About 60 percent of the fiscal 2024 budget (Rs. 11.7 trillion) goes towards servicing interest and principal payments on the government’s debt. Having a significant share of its budget going towards debt payments will constrain the government’s capacity to service its debt while meeting the population’s essential social spending and infrastructure needs. Pakistan’s government liquidity and external positions remain fragile. The budget projects Rs. 6.35 trillion ($21 billion) of loans from external sources, including $1.5 billion from Eurobond issuances, $4.6 billion from commercial banks, $2.4 billion from the IMF, and another $2.7 billion from other multilateral partners. The government expects most of the remaining sums to come from other bilateral partners, including China, Saudi Arabia, and the United Arab Emirates.

Pakistan is unlikely to access market financing at affordable costs, either from Eurobonds or commercial banks, in the foreseeable future. In fiscal 2023, the government issued no Eurobonds and raised only Rs. 521 billion from commercial banks, far short of the Rs. 1.4 trillion it targeted in the fiscal 2023 budget. The country’s external debt repayment will remain high for the next few years, with about $25 billion of repayments (principal and interest) due in fiscal 2024.

Meanwhile, foreign exchange reserves are very low at $3.9 billion as of 2 June. However, Pakistan’s external funding prospects for fiscal 2024 and later are highly uncertain.

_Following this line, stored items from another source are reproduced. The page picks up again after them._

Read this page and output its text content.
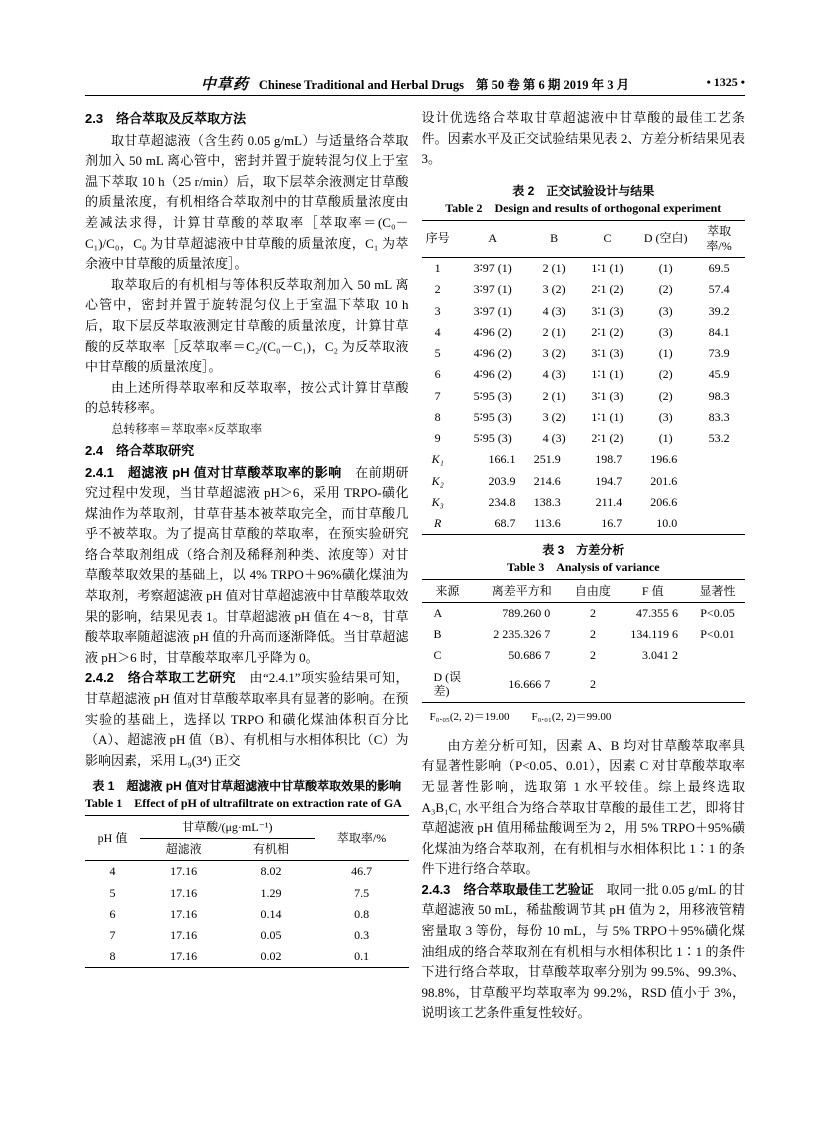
中草药 Chinese Traditional and Herbal Drugs 第 50 卷 第 6 期 2019 年 3 月	• 1325 •

2.3　络合萃取及反萃取方法

取甘草超滤液（含生药 0.05 g/mL）与适量络合萃取剂加入 50 mL 离心管中，密封并置于旋转混匀仪上于室温下萃取 10 h（25 r/min）后，取下层萃余液测定甘草酸的质量浓度，有机相络合萃取剂中的甘草酸质量浓度由差减法求得，计算甘草酸的萃取率［萃取率＝(C₀－C₁)/C₀，C₀ 为甘草超滤液中甘草酸的质量浓度，C₁ 为萃余液中甘草酸的质量浓度］。

取萃取后的有机相与等体积反萃取剂加入 50 mL 离心管中，密封并置于旋转混匀仪上于室温下萃取 10 h 后，取下层反萃取液测定甘草酸的质量浓度，计算甘草酸的反萃取率［反萃取率＝C₂/(C₀－C₁)，C₂ 为反萃取液中甘草酸的质量浓度］。

由上述所得萃取率和反萃取率，按公式计算甘草酸的总转移率。

总转移率＝萃取率×反萃取率

2.4　络合萃取研究

2.4.1　超滤液 pH 值对甘草酸萃取率的影响　在前期研究过程中发现，当甘草超滤液 pH＞6，采用 TRPO-磺化煤油作为萃取剂，甘草苷基本被萃取完全，而甘草酸几乎不被萃取。为了提高甘草酸的萃取率，在预实验研究络合萃取剂组成（络合剂及稀释剂种类、浓度等）对甘草酸萃取效果的基础上，以 4% TRPO＋96%磺化煤油为萃取剂，考察超滤液 pH 值对甘草超滤液中甘草酸萃取效果的影响，结果见表 1。甘草超滤液 pH 值在 4～8，甘草酸萃取率随超滤液 pH 值的升高而逐渐降低。当甘草超滤液 pH＞6 时，甘草酸萃取率几乎降为 0。

2.4.2　络合萃取工艺研究　由“2.4.1”项实验结果可知，甘草超滤液 pH 值对甘草酸萃取率具有显著的影响。在预实验的基础上，选择以 TRPO 和磺化煤油体积百分比（A）、超滤液 pH 值（B）、有机相与水相体积比（C）为影响因素，采用 L₉(3⁴) 正交

表 1　超滤液 pH 值对甘草超滤液中甘草酸萃取效果的影响

Table 1　Effect of pH of ultrafiltrate on extraction rate of GA

pH 值	甘草酸/(μg·mL⁻¹)		萃取率/%
	超滤液	有机相	
4	17.16	8.02	46.7
5	17.16	1.29	7.5
6	17.16	0.14	0.8
7	17.16	0.05	0.3
8	17.16	0.02	0.1

设计优选络合萃取甘草超滤液中甘草酸的最佳工艺条件。因素水平及正交试验结果见表 2、方差分析结果见表 3。

表 2　正交试验设计与结果

Table 2　Design and results of orthogonal experiment

序号	A	B	C	D (空白)	萃取率/%
1	3∶97 (1)	2 (1)	1∶1 (1)	(1)	69.5
2	3∶97 (1)	3 (2)	2∶1 (2)	(2)	57.4
3	3∶97 (1)	4 (3)	3∶1 (3)	(3)	39.2
4	4∶96 (2)	2 (1)	2∶1 (2)	(3)	84.1
5	4∶96 (2)	3 (2)	3∶1 (3)	(1)	73.9
6	4∶96 (2)	4 (3)	1∶1 (1)	(2)	45.9
7	5∶95 (3)	2 (1)	3∶1 (3)	(2)	98.3
8	5∶95 (3)	3 (2)	1∶1 (1)	(3)	83.3
9	5∶95 (3)	4 (3)	2∶1 (2)	(1)	53.2
K₁	166.1	251.9	198.7	196.6	
K₂	203.9	214.6	194.7	201.6	
K₃	234.8	138.3	211.4	206.6	
R	68.7	113.6	16.7	10.0	

表 3　方差分析

Table 3　Analysis of variance

来源	离差平方和	自由度	F 值	显著性
A	789.260 0	2	47.355 6	P<0.05
B	2 235.326 7	2	134.119 6	P<0.01
C	50.686 7	2	3.041 2	
D (误差)	16.666 7	2		

F₀.₀₅(2, 2)＝19.00　　F₀.₀₁(2, 2)＝99.00

由方差分析可知，因素 A、B 均对甘草酸萃取率具有显著性影响（P<0.05、0.01），因素 C 对甘草酸萃取率无显著性影响，选取第 1 水平较佳。综上最终选取 A₃B₁C₁ 水平组合为络合萃取甘草酸的最佳工艺，即将甘草超滤液 pH 值用稀盐酸调至为 2，用 5% TRPO＋95%磺化煤油为络合萃取剂，在有机相与水相体积比 1∶1 的条件下进行络合萃取。

2.4.3　络合萃取最佳工艺验证　取同一批 0.05 g/mL 的甘草超滤液 50 mL，稀盐酸调节其 pH 值为 2，用移液管精密量取 3 等份，每份 10 mL，与 5% TRPO＋95%磺化煤油组成的络合萃取剂在有机相与水相体积比 1∶1 的条件下进行络合萃取，甘草酸萃取率分别为 99.5%、99.3%、98.8%，甘草酸平均萃取率为 99.2%，RSD 值小于 3%，说明该工艺条件重复性较好。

Moody’s further added that it is not guaranteed that Pakistan will be able to secure $2.4 billion from the IMF as budgeted. Whether Pakistan will join another IMF programme may only become clear after elections, which are due by October 2023. Negotiations for any future IMF programme would also take some time, even if they succeed. Until a new programme is agreed upon, Pakistan’s ability to secure loans from other bilateral and multilateral partners will be severely constrained.

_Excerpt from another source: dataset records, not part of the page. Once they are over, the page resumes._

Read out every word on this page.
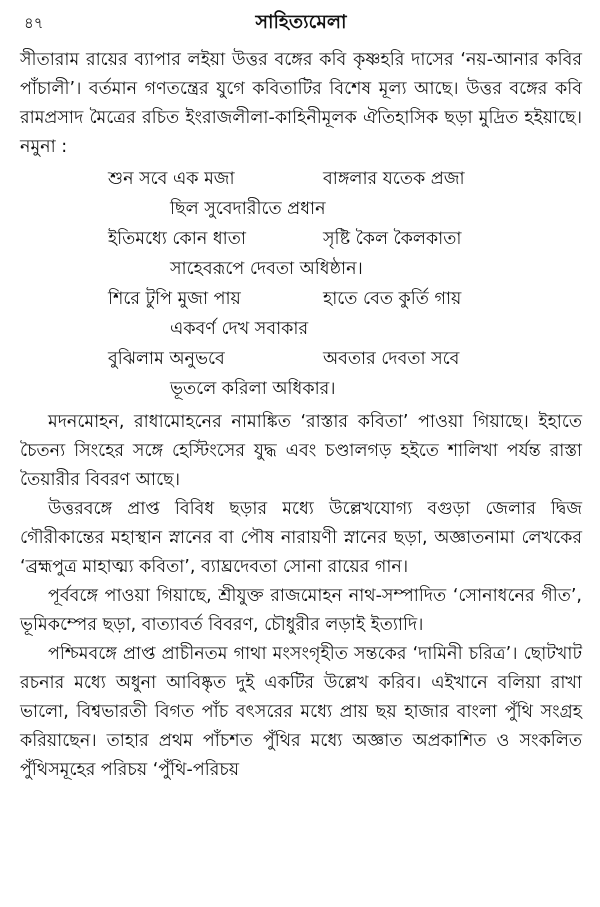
৪৭	সাহিত্যমেলা

সীতারাম রায়ের ব্যাপার লইয়া উত্তর বঙ্গের কবি কৃষ্ণহরি দাসের ‘নয়-আনার কবির পাঁচালী’। বর্তমান গণতন্ত্রের যুগে কবিতাটির বিশেষ মূল্য আছে। উত্তর বঙ্গের কবি রামপ্রসাদ মৈত্রের রচিত ইংরাজলীলা-কাহিনীমূলক ঐতিহাসিক ছড়া মুদ্রিত হইয়াছে। নমুনা :

শুন সবে এক মজা	বাঙ্গলার যতেক প্রজা
ছিল সুবেদারীতে প্রধান
ইতিমধ্যে কোন ধাতা	সৃষ্টি কৈল কৈলকাতা
সাহেবরূপে দেবতা অধিষ্ঠান।
শিরে টুপি মুজা পায়	হাতে বেত কুর্তি গায়
একবর্ণ দেখ সবাকার
বুঝিলাম অনুভবে	অবতার দেবতা সবে
ভূতলে করিলা অধিকার।

মদনমোহন, রাধামোহনের নামাঙ্কিত ‘রাস্তার কবিতা’ পাওয়া গিয়াছে। ইহাতে চৈতন্য সিংহের সঙ্গে হেস্টিংসের যুদ্ধ এবং চণ্ডালগড় হইতে শালিখা পর্যন্ত রাস্তা তৈয়ারীর বিবরণ আছে।

উত্তরবঙ্গে প্রাপ্ত বিবিধ ছড়ার মধ্যে উল্লেখযোগ্য বগুড়া জেলার দ্বিজ গৌরীকান্তের মহাস্থান স্নানের বা পৌষ নারায়ণী স্নানের ছড়া, অজ্ঞাতনামা লেখকের ‘ব্রহ্মপুত্র মাহাত্ম্য কবিতা’, ব্যাঘ্রদেবতা সোনা রায়ের গান।

পূর্ববঙ্গে পাওয়া গিয়াছে, শ্রীযুক্ত রাজমোহন নাথ-সম্পাদিত ‘সোনাধনের গীত’, ভূমিকম্পের ছড়া, বাত্যাবর্ত বিবরণ, চৌধুরীর লড়াই ইত্যাদি।

পশ্চিমবঙ্গে প্রাপ্ত প্রাচীনতম গাথা মংসংগৃহীত সন্তকের ‘দামিনী চরিত্র’। ছোটখাট রচনার মধ্যে অধুনা আবিষ্কৃত দুই একটির উল্লেখ করিব। এইখানে বলিয়া রাখা ভালো, বিশ্বভারতী বিগত পাঁচ বৎসরের মধ্যে প্রায় ছয় হাজার বাংলা পুঁথি সংগ্রহ করিয়াছেন। তাহার প্রথম পাঁচশত পুঁথির মধ্যে অজ্ঞাত অপ্রকাশিত ও সংকলিত পুঁথিসমূহের পরিচয় ‘পুঁথি-পরিচয়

While quoting media reports, Moody’s stated that Finance Minister Ishaq Dar said at the post-budget press conference that the government is looking at rescheduling bilateral debts, but it does not plan to approach the Paris Club or multilateral partners to reschedule their debt.

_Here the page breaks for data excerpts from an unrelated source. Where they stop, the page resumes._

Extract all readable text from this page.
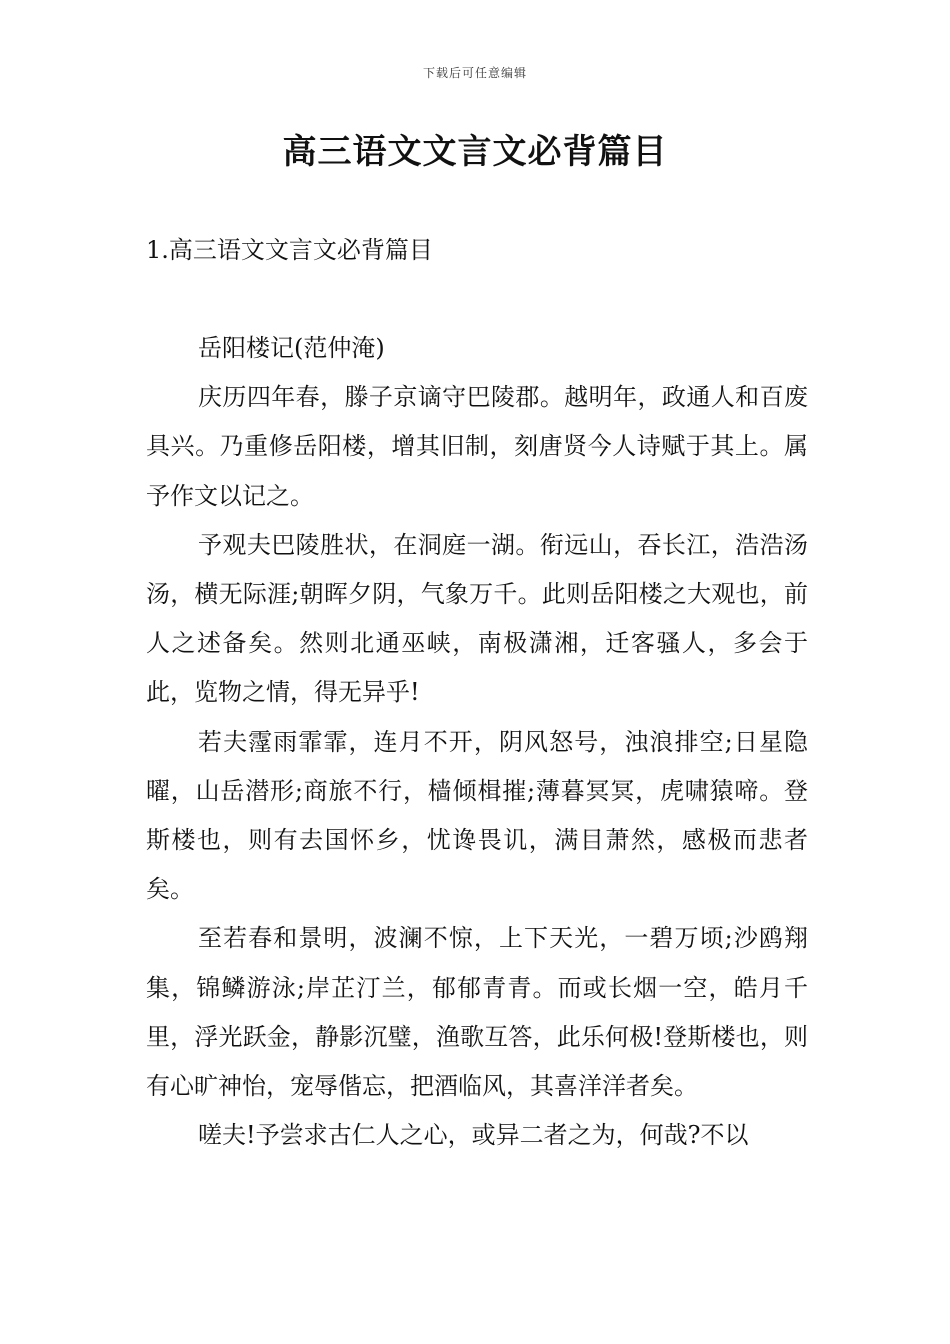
下载后可任意编辑
高三语文文言文必背篇目
1.高三语文文言文必背篇目

岳阳楼记(范仲淹)

庆历四年春，滕子京谪守巴陵郡。越明年，政通人和百废具兴。乃重修岳阳楼，增其旧制，刻唐贤今人诗赋于其上。属予作文以记之。

予观夫巴陵胜状，在洞庭一湖。衔远山，吞长江，浩浩汤汤，横无际涯;朝晖夕阴，气象万千。此则岳阳楼之大观也，前人之述备矣。然则北通巫峡，南极潇湘，迁客骚人，多会于此，览物之情，得无异乎!

若夫霪雨霏霏，连月不开，阴风怒号，浊浪排空;日星隐曜，山岳潜形;商旅不行，樯倾楫摧;薄暮冥冥，虎啸猿啼。登斯楼也，则有去国怀乡，忧谗畏讥，满目萧然，感极而悲者矣。

至若春和景明，波澜不惊，上下天光，一碧万顷;沙鸥翔集，锦鳞游泳;岸芷汀兰，郁郁青青。而或长烟一空，皓月千里，浮光跃金，静影沉璧，渔歌互答，此乐何极!登斯楼也，则有心旷神怡，宠辱偕忘，把酒临风，其喜洋洋者矣。

嗟夫!予尝求古仁人之心，或异二者之为，何哉?不以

However, the central bank governor, Jameel Ahmed, was subsequently reported as saying that there was no plan for Pakistan to enter into any debt restructuring at a briefing following its monetary policy decision on 12 June 2023.

“Under our definition, a suspension of debt service obligations only to official creditors is unlikely to have direct rating implications. Indeed, such relief would increase the government’s available fiscal resources for essential health, social, and infrastructure spending. Our sovereign issuer rating reflects the probability of default and financial loss experienced by private creditors. Should private-sector creditors be affected, it would likely entail a default event on private-sector debt and would be captured in our ratings,” it added.